Daylight Saving Time: Americans want to stay permanently ‘sprung forward’ and not ‘fall back’

November 04, 2021, 10:00 PM GMT+0

Polled days before the annual ritual of ending Daylight Saving Time by changing their clocks, Americans say they would much rather have one time that lasts all year long, one that doesn’t require changing all clocks twice a year. The latest Economist/YouGov Poll finds that nearly four times as many Americans would end the practice of setting clocks ahead in the spring and back again in the fall.

This preference is a rare one that transcends politics: Democrats and Republicans agree. Older and younger adults agree, too, but the margin in favor of ending clock changing is much smaller among Americans under the age of 30 — who have experienced the yearly ritual fewer times than their elders — than it is among Americans 65 and older, 77% of whom want to avoid changing time.

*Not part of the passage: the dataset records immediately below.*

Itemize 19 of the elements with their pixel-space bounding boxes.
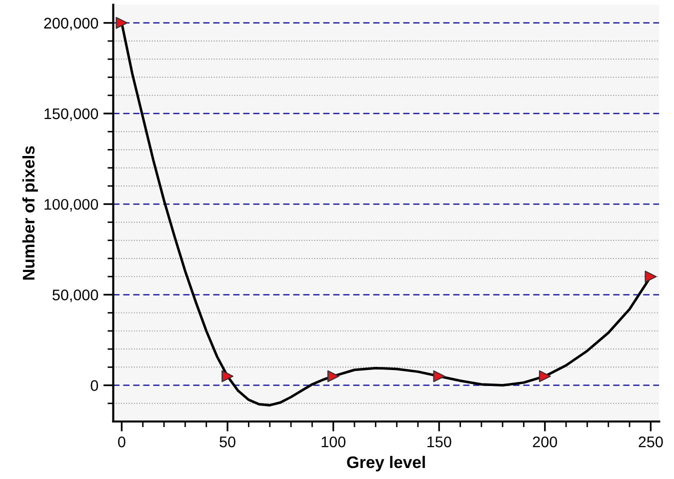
y-tick-label: 50,000 xyxy=(52,290,98,302)
y-axis-title: Number of pixels xyxy=(22,146,38,280)
x-tick-label: 200 xyxy=(532,436,558,448)
point xyxy=(327,370,340,382)
y-tick-label: 150,000 xyxy=(44,108,98,121)
y-tick-label: 0 xyxy=(90,380,98,391)
point xyxy=(116,16,128,29)
x-tick-label: 100 xyxy=(322,436,346,448)
x-tick-label: 250 xyxy=(638,436,663,448)
point xyxy=(222,370,234,382)
x-tick-label: 150 xyxy=(428,436,452,448)
y-tick-label: 200,000 xyxy=(44,18,98,30)
point xyxy=(538,370,551,382)
x-tick-label: 50 xyxy=(220,436,236,448)
x-axis-title: Grey level xyxy=(347,456,425,472)
x-tick-label: 0 xyxy=(118,436,126,448)
point xyxy=(644,270,657,283)
point xyxy=(433,370,446,382)
y-tick-label: 100,000 xyxy=(44,198,98,212)
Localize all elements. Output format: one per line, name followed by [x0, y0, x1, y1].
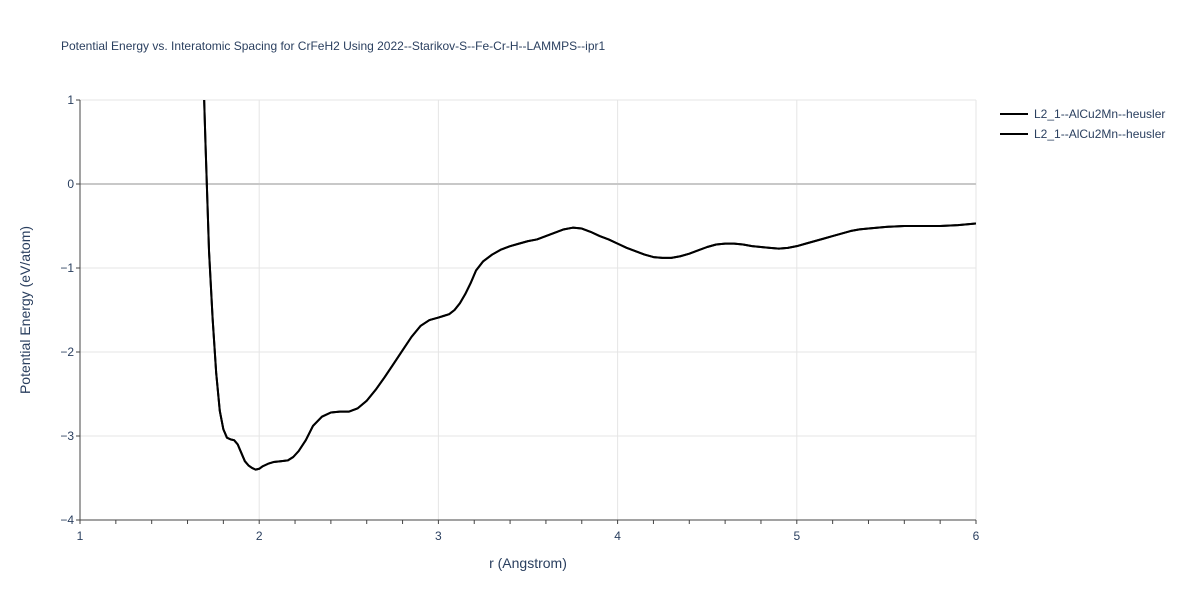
x-tick-label: 2: [256, 529, 263, 543]
tick-labels: 1 2 3 4 5 6 −4 −3 −2 −1 0 1: [60, 93, 979, 543]
y-axis-title: Potential Energy (eV/atom): [17, 226, 33, 394]
y-tick-label: 1: [67, 93, 74, 107]
axes: [76, 99, 977, 524]
legend-label: L2_1--AlCu2Mn--heusler: [1034, 127, 1165, 141]
series-line: [203, 100, 976, 471]
series-line: [203, 100, 976, 471]
y-tick-label: 0: [67, 177, 74, 191]
x-tick-label: 4: [614, 529, 621, 543]
grid-lines: [80, 99, 977, 520]
y-tick-label: −3: [60, 429, 74, 443]
legend-label: L2_1--AlCu2Mn--heusler: [1034, 107, 1165, 121]
legend[interactable]: L2_1--AlCu2Mn--heusler L2_1--AlCu2Mn--heu…: [1000, 107, 1165, 141]
x-tick-label: 1: [77, 529, 84, 543]
chart-title: Potential Energy vs. Interatomic Spacing…: [61, 39, 605, 53]
x-tick-label: 5: [793, 529, 800, 543]
legend-item[interactable]: L2_1--AlCu2Mn--heusler: [1000, 107, 1165, 121]
y-tick-label: −2: [60, 345, 74, 359]
x-tick-label: 6: [973, 529, 980, 543]
legend-item[interactable]: L2_1--AlCu2Mn--heusler: [1000, 127, 1165, 141]
y-tick-label: −4: [60, 513, 74, 527]
x-tick-label: 3: [435, 529, 442, 543]
y-tick-label: −1: [60, 261, 74, 275]
series-lines: [203, 100, 976, 471]
x-axis-title: r (Angstrom): [489, 555, 567, 571]
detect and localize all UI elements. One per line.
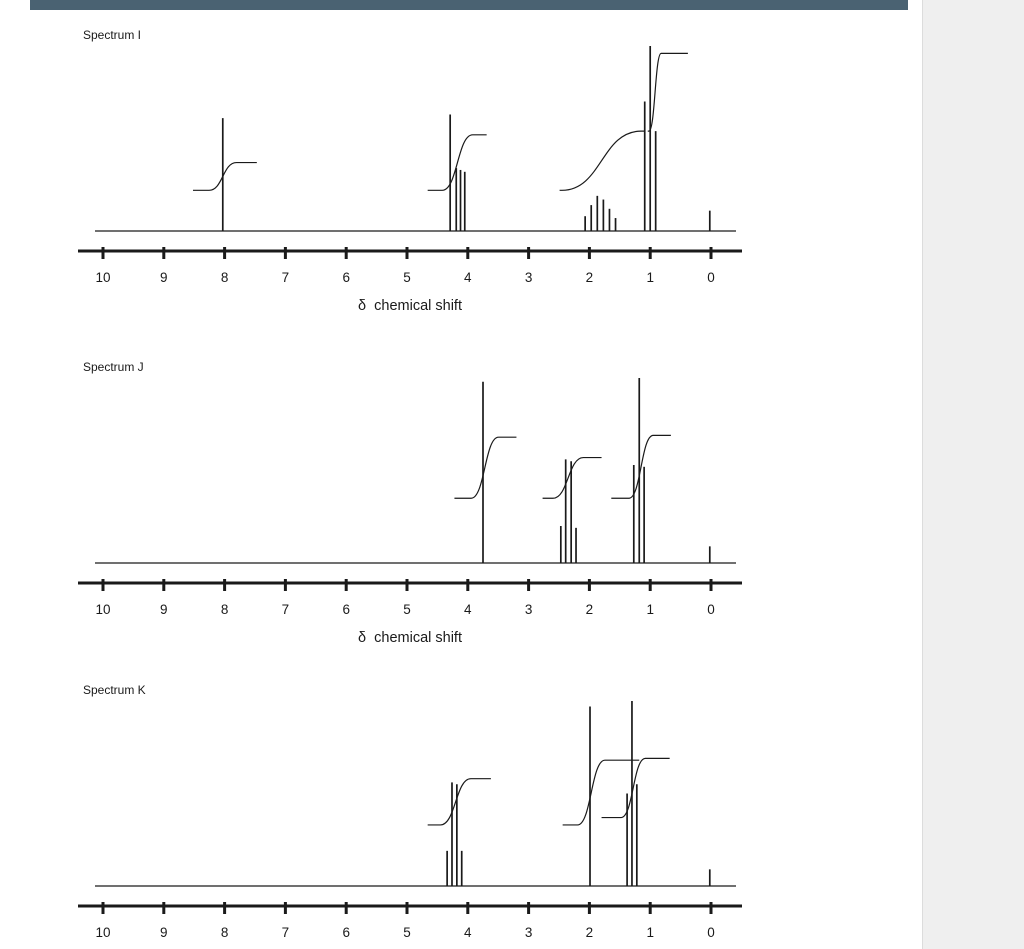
svg-text:3: 3	[525, 602, 533, 617]
svg-text:2: 2	[586, 602, 594, 617]
spectrum-i-plot: 10 9 8 7 6 5 4 3 2 1 0	[78, 46, 742, 285]
svg-text:7: 7	[282, 270, 290, 285]
svg-text:6: 6	[342, 602, 350, 617]
spectrum-i-block: Spectrum I 10 9 8 7 6 5 4 3 2 1 0 δ chemical shift	[0, 28, 760, 315]
svg-text:5: 5	[403, 602, 411, 617]
svg-text:8: 8	[221, 602, 229, 617]
svg-text:0: 0	[707, 270, 715, 285]
svg-text:4: 4	[464, 270, 472, 285]
svg-text:4: 4	[464, 925, 472, 940]
svg-text:2: 2	[586, 270, 594, 285]
svg-text:10: 10	[95, 270, 110, 285]
svg-text:10: 10	[95, 602, 110, 617]
svg-text:4: 4	[464, 602, 472, 617]
svg-text:1: 1	[646, 270, 654, 285]
svg-text:5: 5	[403, 925, 411, 940]
svg-text:10: 10	[95, 925, 110, 940]
side-panel	[922, 0, 1024, 949]
svg-text:8: 8	[221, 925, 229, 940]
svg-text:9: 9	[160, 925, 168, 940]
svg-text:7: 7	[282, 925, 290, 940]
spectrum-i-xaxis-label: δ chemical shift	[358, 298, 462, 314]
spectrum-j-plot: 10 9 8 7 6 5 4 3 2 1 0	[78, 378, 742, 617]
svg-text:9: 9	[160, 602, 168, 617]
svg-text:0: 0	[707, 602, 715, 617]
svg-text:9: 9	[160, 270, 168, 285]
svg-text:6: 6	[342, 270, 350, 285]
svg-text:3: 3	[525, 925, 533, 940]
svg-text:0: 0	[707, 925, 715, 940]
svg-text:7: 7	[282, 602, 290, 617]
svg-text:6: 6	[342, 925, 350, 940]
spectrum-k-plot: 10 9 8 7 6 5 4 3 2 1 0	[78, 701, 742, 940]
spectrum-k-block: Spectrum K 10 9 8 7 6 5 4 3 2 1 0	[0, 683, 760, 949]
spectrum-j-block: Spectrum J 10 9 8 7 6 5 4 3 2 1 0 δ chemical shift	[0, 360, 760, 647]
svg-text:1: 1	[646, 602, 654, 617]
spectrum-j-title: Spectrum J	[83, 360, 144, 374]
top-bar	[30, 0, 908, 10]
spectrum-j-xaxis-label: δ chemical shift	[358, 630, 462, 646]
spectrum-i-title: Spectrum I	[83, 28, 142, 42]
svg-text:8: 8	[221, 270, 229, 285]
svg-text:2: 2	[586, 925, 594, 940]
svg-text:1: 1	[646, 925, 654, 940]
svg-text:5: 5	[403, 270, 411, 285]
svg-text:3: 3	[525, 270, 533, 285]
document-content: Spectrum I 10 9 8 7 6 5 4 3 2 1 0 δ chemical shift…	[0, 10, 760, 949]
spectrum-k-title: Spectrum K	[83, 683, 146, 697]
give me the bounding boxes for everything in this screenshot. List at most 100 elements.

While Americans would prefer one time for the whole year and not worry about keeping their clocks in order, if there is going to be only one time for the U.S, which one should it be?

Nearly twice as many Americans who prefer not changing their clocks would prefer that Daylight Saving time – not Standard Time – be the one that is kept.

Again, which time one picks isn’t a matter of politics. Instead, it appears age matters more. Adults under the age of 30 are closely divided on whether they want sunlight later into evening (which happens with Daylight Saving Time) or in the morning. Older adults have a clear preference for Daylight Saving Time. So do people from every region.

At least some of Americans’ stated preference to eliminate changing times may stem from the inconvenience and abruptness of the transition between times, which they could feel more strongly when asked about it near clock-changing times. Many Americans say they dread the forthcoming transition from Daylight Saving Time. Asked about its end this Saturday, 34% of Americans say that they are not looking forward to it, 21% say they are looking forward to it, and 38% say they don’t really care.

See the toplines and crosstabs from this Economist/YouGov Poll

Methodology: The Economist survey was conducted by YouGov using a nationally representative sample of 1,500 U.S. adult citizens interviewed online between October 30 and November 2, 2021. This sample was weighted according to gender, age, race, and education based on the 2018 American Community Survey, conducted by the U.S. Census Bureau, as well as 2016 and 2020 Presidential votes (or non-votes). Respondents were selected from YouGov’s opt-in panel to be representative of all U.S. citizens. The margin of error is approximately 3% for the overall sample.